Pietrelcina: San Pio su tronco di legno, opera di Cinzia Corti donata al Convento

Pietrelcina: San Pio su tronco di legno, opera di Cinzia Corti donata al Convento

Maria Pia Vicinanza

Una Domenica speciale, la prima di Ottobre, in concomitanza con la Festa dei Santi Angeli Custodi, la Supplica alla Vergine di Pompei, la Festa dei Nonni. Un insieme di momenti che hanno ben retto l’evento svolto al Convento dei Frati Cappuccini. L’artista Cinzia Corti, milanese di origini, residente a Vasto, ha inteso donare una sua opera realizzata per la 7^ ediz. del Concorso naz.San Pio, esempio di fede e di Santità per il nostro tempo” , organizzato dal Quotidiano dentroSalerno.it, che le meritò il 1° Premio. Pertanto, nella calda Domenica di fine Estate, la Corti s’è recata a Pietrelcina, emozionatissima. “Sono profondamente devota dello Stigmatizzato– ha dichiarato all’ingresso del Museo, che conserva nelle teche luccicanti arredi e paramenti sacri di San Pio– per cui con vero piacere e tra righe di commozione ho dato vita alla mia creatività su di Lui. Di solito è su pietre, ciottoli di fiume di diverse dimensioni che amo fissare ritratti e scene, con diverse tecniche, ma per il Concorso volli cambiare la base dell’opera. Così scelsi il tronco d’un albero, ricordando anche il profondo legame del Santo alla terra, la stessa Pietrelcina che Gli diede i natali, territorio rurale del Beneventano in cui il Santo visse gli anni dell’infanzia e dell’adolescenza. Ringrazio il Padre Guardiano del Convento, Padre Fortunato Grottola, che ha accettato in questa giornata speciale, di ricevere tale mio omaggio.”

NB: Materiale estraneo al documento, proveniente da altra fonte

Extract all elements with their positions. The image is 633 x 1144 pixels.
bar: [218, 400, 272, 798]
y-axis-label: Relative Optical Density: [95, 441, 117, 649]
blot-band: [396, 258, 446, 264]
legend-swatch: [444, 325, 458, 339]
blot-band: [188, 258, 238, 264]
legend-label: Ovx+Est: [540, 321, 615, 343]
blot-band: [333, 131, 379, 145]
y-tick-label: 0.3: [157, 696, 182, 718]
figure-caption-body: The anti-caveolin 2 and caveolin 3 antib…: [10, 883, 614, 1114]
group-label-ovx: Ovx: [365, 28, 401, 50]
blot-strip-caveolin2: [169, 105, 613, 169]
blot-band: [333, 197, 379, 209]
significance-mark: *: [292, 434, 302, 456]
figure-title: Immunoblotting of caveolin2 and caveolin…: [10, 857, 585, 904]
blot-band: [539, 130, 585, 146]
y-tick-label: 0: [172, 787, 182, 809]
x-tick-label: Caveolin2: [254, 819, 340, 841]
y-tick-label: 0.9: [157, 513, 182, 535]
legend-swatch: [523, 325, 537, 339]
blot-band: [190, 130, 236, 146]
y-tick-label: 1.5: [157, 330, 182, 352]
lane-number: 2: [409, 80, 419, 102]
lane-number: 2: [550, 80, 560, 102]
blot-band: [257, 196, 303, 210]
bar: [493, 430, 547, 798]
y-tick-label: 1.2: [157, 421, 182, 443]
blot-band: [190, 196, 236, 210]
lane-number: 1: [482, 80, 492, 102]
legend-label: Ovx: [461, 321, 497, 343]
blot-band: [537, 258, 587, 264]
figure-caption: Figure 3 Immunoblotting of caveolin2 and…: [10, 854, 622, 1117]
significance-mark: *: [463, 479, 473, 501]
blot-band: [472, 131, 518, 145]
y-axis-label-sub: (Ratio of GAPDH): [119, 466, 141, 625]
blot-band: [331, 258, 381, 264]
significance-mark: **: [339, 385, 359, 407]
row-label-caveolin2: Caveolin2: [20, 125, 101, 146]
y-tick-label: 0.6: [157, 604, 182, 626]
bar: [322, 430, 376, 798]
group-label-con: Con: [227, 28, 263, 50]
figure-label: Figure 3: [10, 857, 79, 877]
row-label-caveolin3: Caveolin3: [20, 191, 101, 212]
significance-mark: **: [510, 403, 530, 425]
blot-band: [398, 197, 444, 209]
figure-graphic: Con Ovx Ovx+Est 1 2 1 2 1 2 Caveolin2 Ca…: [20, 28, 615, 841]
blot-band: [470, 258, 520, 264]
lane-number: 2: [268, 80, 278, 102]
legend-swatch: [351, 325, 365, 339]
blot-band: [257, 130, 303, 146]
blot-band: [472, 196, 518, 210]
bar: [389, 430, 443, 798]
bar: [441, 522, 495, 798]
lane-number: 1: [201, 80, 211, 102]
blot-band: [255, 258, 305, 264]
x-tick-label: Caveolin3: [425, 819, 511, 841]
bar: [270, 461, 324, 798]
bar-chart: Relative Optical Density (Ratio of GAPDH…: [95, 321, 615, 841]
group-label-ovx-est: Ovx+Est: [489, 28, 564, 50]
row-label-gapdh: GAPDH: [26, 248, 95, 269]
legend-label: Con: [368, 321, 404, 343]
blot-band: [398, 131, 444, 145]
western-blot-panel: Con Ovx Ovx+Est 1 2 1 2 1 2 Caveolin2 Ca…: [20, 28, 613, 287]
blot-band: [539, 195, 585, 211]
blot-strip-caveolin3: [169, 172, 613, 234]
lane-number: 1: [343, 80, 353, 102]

Giornata davvero memorabile, infatti la Chiesa della Sacra Famiglia, così come volle che fosse appellata dallo stesso Santo, gremita all’inverosimile. Un bagno di fede ai piedi di Padre Pio e della Vergine di Pompei, alla Quale fu particolarmente devoto lo Stigmatizzato. In tale luogo di culto si conserva anche l’unica reliquia che venne automaticamente fuori al momento dell’esumazione del corpo, staccandosi automaticamente dal resto della salma: l’osso ioide, che si trova alla base della lingua, esposta nella teca ai piedi della statua del Santo, entrando nella Chiesa, nella navata a sinistra laterale. Padre Fortunato ha ricordato come l’amore filiale di Padre Pio per la Madonna di Pompei, oggi testimonial anche della rosa che Lui le mandò, mai essiccata e tuttora conservata in una teca.

Al termine della celebrazione eucaristica. Rita Occidente Lupo, direttore del quotidiano dentroSalerno.it, ha sinteticamente tracciato il profilo dell’artista Corti, che non cessa di ricevere encomi e premi su e giù per lo Stivale. Padre Grottola s’è mostrato grato dell’omaggio artistico affidato al Convento e provvederà ad allocarlo nel Museo. L’ evento ha ricaricato centinaia di presenti, perché tra le schegge di ricordi su San Pio, che Padre Grottola ha citato e la Supplica alla Madonna, dinanzi al quadro ai piedi dell’altare, alleggerite angosce e paure specialmente in questo momento storico. Tutti affrancati dalla certezza che San Pio e la Vergine non desistono dall’intercedere presso il Padre, rientrati alle proprie dimore con una maggiore serenità.